Quasi-factorization and Multiplicative Comparison of Subalgebra-Relative Entropy

The relative entropy of a quantum density matrix to a subalgebraic restriction appears throughout quantum information. For subalgebra restrictions given by commuting conditional expectations in tracial settings, strong subadditivity shows that the sum of relative entropies to each is at least as large as the relative entropy to the intersection subalgebra. When conditional expectations do not commute, an inequality known as quasi-factorization or approximate tensorization replaces strong subadditivity. Multiplicative or strong quasi-factorization yields relative entropy decay estimates known as modified logarithmic-Sobolev inequalities for complicated quantum Markov semigroups from those of simpler constituents. In this work, we show multiplicative comparisons between particular forms of relative entropy, including subalgebra-relative entropy and certain perturbations to it.
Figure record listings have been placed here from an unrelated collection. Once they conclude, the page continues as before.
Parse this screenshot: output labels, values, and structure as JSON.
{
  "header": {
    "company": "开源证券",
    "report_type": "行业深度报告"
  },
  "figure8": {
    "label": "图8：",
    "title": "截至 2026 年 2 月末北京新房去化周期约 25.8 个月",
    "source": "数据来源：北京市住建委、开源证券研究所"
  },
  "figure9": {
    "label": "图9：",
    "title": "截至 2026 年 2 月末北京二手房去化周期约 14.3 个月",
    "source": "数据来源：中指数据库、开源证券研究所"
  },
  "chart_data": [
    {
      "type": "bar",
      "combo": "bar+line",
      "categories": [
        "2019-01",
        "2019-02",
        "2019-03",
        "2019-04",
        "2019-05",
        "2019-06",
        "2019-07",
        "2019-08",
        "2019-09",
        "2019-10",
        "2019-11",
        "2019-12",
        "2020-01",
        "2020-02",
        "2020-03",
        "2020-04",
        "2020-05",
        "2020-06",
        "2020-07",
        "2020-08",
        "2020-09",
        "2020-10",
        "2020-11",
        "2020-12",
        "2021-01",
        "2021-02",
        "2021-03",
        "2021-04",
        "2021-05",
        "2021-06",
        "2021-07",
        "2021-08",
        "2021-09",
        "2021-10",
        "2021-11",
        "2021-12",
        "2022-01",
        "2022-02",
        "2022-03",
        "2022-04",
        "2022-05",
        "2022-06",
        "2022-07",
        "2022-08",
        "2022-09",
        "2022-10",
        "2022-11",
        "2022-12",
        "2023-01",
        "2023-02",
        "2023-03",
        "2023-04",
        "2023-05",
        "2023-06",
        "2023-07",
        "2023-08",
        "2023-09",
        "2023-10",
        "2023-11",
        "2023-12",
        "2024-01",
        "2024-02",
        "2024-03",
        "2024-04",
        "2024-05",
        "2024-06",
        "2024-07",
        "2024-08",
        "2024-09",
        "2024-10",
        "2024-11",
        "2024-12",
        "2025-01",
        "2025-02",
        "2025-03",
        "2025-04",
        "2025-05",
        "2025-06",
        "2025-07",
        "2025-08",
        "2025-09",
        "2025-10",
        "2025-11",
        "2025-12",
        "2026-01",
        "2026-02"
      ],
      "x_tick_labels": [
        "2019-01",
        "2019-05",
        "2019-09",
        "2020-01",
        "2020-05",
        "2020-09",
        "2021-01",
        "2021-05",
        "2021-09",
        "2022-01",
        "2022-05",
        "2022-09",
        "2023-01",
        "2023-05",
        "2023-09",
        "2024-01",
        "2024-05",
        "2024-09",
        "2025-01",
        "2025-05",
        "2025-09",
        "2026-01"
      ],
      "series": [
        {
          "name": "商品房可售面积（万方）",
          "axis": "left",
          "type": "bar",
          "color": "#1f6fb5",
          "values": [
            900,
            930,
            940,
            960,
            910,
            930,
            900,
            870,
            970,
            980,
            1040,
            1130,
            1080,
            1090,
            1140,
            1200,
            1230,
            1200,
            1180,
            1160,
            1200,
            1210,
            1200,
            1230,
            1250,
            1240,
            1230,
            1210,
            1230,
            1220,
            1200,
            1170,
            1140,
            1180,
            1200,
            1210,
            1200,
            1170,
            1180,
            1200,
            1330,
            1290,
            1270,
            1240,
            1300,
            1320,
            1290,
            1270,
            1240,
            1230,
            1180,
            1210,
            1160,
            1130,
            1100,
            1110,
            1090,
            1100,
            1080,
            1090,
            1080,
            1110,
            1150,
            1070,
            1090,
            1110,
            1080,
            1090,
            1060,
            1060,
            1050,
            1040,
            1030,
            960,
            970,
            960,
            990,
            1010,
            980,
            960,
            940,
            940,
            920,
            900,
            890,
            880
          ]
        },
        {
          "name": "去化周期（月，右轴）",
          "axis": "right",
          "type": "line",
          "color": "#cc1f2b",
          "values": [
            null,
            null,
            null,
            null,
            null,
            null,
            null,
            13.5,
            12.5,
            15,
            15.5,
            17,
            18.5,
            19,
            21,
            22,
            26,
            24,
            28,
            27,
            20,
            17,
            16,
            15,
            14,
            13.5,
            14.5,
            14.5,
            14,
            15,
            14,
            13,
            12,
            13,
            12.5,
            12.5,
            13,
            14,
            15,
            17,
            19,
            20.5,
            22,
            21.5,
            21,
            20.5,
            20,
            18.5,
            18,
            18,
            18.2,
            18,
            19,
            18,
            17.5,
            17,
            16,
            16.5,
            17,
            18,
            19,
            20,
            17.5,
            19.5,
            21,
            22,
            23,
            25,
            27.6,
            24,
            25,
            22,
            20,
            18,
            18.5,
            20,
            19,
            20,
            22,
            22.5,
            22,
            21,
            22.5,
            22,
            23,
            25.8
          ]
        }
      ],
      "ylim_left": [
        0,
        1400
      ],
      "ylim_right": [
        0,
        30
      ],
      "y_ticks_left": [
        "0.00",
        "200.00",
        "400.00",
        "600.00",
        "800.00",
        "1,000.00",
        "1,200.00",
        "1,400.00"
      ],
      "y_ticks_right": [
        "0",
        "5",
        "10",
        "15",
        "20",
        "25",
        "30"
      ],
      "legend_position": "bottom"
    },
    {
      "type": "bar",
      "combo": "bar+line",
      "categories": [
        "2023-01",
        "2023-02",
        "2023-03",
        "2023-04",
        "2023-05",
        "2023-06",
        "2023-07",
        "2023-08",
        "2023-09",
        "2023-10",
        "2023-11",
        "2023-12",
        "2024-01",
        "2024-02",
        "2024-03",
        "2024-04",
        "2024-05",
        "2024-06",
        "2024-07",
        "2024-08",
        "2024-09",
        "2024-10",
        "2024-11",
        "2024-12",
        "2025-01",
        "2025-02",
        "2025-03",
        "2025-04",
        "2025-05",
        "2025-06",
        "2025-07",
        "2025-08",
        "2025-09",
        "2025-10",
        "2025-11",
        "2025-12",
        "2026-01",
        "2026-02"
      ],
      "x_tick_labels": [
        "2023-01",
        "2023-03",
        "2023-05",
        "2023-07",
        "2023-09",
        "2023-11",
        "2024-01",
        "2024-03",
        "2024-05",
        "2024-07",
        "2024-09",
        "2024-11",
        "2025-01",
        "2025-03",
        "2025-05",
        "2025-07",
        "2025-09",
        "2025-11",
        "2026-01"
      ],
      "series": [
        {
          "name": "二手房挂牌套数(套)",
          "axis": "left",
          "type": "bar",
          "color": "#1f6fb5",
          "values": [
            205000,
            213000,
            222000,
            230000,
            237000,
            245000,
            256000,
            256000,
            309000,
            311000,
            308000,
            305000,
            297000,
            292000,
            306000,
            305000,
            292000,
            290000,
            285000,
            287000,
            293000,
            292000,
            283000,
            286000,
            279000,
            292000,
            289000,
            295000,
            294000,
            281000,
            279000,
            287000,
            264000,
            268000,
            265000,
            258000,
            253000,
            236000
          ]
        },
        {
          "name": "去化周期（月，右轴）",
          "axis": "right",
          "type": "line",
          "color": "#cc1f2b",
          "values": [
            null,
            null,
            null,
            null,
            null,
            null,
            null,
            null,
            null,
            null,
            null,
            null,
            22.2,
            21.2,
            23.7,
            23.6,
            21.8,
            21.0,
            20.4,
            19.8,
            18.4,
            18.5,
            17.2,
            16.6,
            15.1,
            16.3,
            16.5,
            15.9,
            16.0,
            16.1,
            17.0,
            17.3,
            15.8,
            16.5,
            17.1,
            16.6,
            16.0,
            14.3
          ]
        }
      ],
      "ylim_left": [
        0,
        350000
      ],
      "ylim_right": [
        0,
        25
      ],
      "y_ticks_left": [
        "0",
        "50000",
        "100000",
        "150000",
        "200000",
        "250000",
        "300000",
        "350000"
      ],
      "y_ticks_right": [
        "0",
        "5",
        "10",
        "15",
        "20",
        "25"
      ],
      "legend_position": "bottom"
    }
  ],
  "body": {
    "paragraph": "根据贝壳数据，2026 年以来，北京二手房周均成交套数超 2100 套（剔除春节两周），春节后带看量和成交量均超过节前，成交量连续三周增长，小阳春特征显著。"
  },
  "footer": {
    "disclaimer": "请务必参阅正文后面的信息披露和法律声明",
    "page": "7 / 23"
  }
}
Following, we obtain a strong quasi-factorization inequality with constant scaling logarithmically in subalgebra index and sometimes avoiding explicit index dependence. For conditional expectations that nearly commute and are not too close to a set with larger intersection algebra, the shown quasi-factorization is asymptotically tight in that the constant approaches one. We apply quasi-factorization to uncertainty relations between incompatible bases and to conditional expectations arising from graphs. Quasi-factorization yields bounds of optimal asymptotic order on mixing processes described by finite graphs.